By Rory D. Sweeney
Renewables’ Capacity Analysis Extended
VALLEY FORGE, Pa. — PJM is planning to hold a special session of the Planning Committee to further discuss the RTO’s effective load carrying capability (ELCC) analysis for wind and solar resources, staff told attendees at last week’s Planning Committee meeting.
The analysis was originally developed to justify PJM’s plan to calculate wind resources’ capacity credits using the median — instead of mean — performance of wind units over peak summer hours. However, substantial stakeholder examination spurred PJM to schedule a separate meeting on the issue. It is tentatively scheduled for 9 to 11:30 a.m. on Nov. 26.
“These are great options to have on the table, but until we know what we’re going to do with them … these probably should just remain as options,” said Carl Johnson, who represents the PJM Public Power Coalition.
He noted the volatility of the analyses.
“I’m still trying to figure out what they mean,” said John Brodbeck, who represents EDP Renewables. “I don’t know what we’re going to do with this.”
PJM’s Patricio Rocha Garrido explained that the analysis is a measure of the additional load that the system can supply with the analyzed generators without a change in reliability. The results are driven by the output of the generators during hours with potentially high reliability risk.

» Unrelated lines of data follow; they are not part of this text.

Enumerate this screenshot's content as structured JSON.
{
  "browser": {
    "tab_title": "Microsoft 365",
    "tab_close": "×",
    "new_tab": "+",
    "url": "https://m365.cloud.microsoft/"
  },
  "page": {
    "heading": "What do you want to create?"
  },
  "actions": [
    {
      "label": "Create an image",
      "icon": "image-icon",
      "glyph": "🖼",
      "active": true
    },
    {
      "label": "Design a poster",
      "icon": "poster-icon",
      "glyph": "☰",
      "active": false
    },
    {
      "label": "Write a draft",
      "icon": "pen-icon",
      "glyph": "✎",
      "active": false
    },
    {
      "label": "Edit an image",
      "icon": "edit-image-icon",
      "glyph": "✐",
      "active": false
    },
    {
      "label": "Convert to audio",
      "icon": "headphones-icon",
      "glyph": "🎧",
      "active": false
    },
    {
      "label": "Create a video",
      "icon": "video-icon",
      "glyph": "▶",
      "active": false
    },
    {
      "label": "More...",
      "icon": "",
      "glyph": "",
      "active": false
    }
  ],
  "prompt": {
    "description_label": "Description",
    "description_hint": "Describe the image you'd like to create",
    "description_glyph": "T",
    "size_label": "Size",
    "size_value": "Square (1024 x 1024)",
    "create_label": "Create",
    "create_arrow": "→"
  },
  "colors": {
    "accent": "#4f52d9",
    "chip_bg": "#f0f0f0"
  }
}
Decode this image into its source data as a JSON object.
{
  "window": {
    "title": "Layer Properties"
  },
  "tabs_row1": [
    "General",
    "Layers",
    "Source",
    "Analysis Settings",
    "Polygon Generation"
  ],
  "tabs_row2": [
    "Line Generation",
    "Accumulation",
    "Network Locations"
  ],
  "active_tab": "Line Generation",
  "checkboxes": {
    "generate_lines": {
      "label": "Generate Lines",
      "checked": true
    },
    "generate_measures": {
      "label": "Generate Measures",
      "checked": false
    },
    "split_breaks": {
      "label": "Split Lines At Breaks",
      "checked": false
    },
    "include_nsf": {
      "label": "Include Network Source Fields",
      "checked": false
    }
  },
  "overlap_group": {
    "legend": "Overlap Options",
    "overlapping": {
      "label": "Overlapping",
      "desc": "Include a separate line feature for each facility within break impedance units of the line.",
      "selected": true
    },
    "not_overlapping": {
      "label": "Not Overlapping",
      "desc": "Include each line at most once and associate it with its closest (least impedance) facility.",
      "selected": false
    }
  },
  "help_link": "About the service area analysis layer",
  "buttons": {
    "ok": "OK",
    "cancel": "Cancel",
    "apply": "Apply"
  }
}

PJM’s Tom Falin noted that the ELCC addresses saturation, so as wind penetration increases, the ELCC value incrementally goes down in percentage.
Stakeholders approved a problem statement and issue charge to implement a new Institute of Electrical and Electronics Engineers standard on how distributed energy resources should react to system voltage fluctuations.
PJM’s Emanuel Bernabeu explained that the scope of the investigation won’t include voltage regulation or communications, won’t go beyond discussions of the distribution system and won’t be retroactive.
PJM wants to eliminate use of dynamic models that NERC finds unacceptable and reduce the use of user-defined models (UDM) by promoting generic models, PJM’s Tao Yang and Kyle Clifford said.
The RTO also wants to improve the quality and usability of remaining UDMs, so generators will have to provide evidence to support use of their preferred UDMs if the applicable generic model’s accuracy and performance is not satisfactory to represent the dynamics of the device. Generic models have advantages of reducing conflicts and debugging time but also might not capture state-of-the-art technology.
For existing generators, the unacceptable UDMs will be phased out via improved requirements to three NERC specifications, which will be presented at the PC in the spring.
The change will take effect for planned units in the AF1 interconnection queue, where impact studies must use generic models with minimal exceptions.
The plan concerned some stakeholders. It’s “already a traumatic event to get turbine models” approved, Brodbeck said.
“We’re not opposed to all user-defined turbine models,” PJM’s Susan McGill said, but staff want to see them ahead of time.
The changes are not a manual change but instead mean better enforcement of using the dynamic model agreement in Manual 14G, she said.
PJM’s Jason Connell announced during the Transmission Expansion Advisory Committee meeting that FirstEnergy Solutions has asked to accelerate deactivation of the three units of its 2,490-MW Bruce Mansfield coal-fired plant from June 2021 to February 2019.
Additionally, two other facilities in the ATSI zone have requested deactivation on June 1, 2021: the 24-MW Eastlake 6 and 2,160 MW at Sammis’ Units 1 through 6, as well as its 13-MW diesel unit.
The 9.4-MW Kimberly Clark plant in the PECO zone has requested deactivation on Aug. 1, 2019.
The deactivations precipitate several baseline transmission projects to ensure reliability, but the accelerated deactivation requires accelerating only one transmission project. One project is in both Duquesne Light and Allegheny Power Systems, five are in Duquesne alone, three are in ATSI, one crosses ATSI and APS, 10 are in APS, four are in Penelec and one is in AEP.
Dominion Energy presented planned solutions for another eight of the supplemental projects it has brought to the TEAC as part of the transmission owners’ new FERC-ordered process for developing supplemental projects. Dominion has presented 19 needs assessments since the process was implemented in September.
The new solutions are projected to cost roughly $13.1 million.
The company presented two solutions at October’s meeting. (See “Dominion Supplementals,” PJM PC/TEAC Briefs: Oct. 11, 2018.)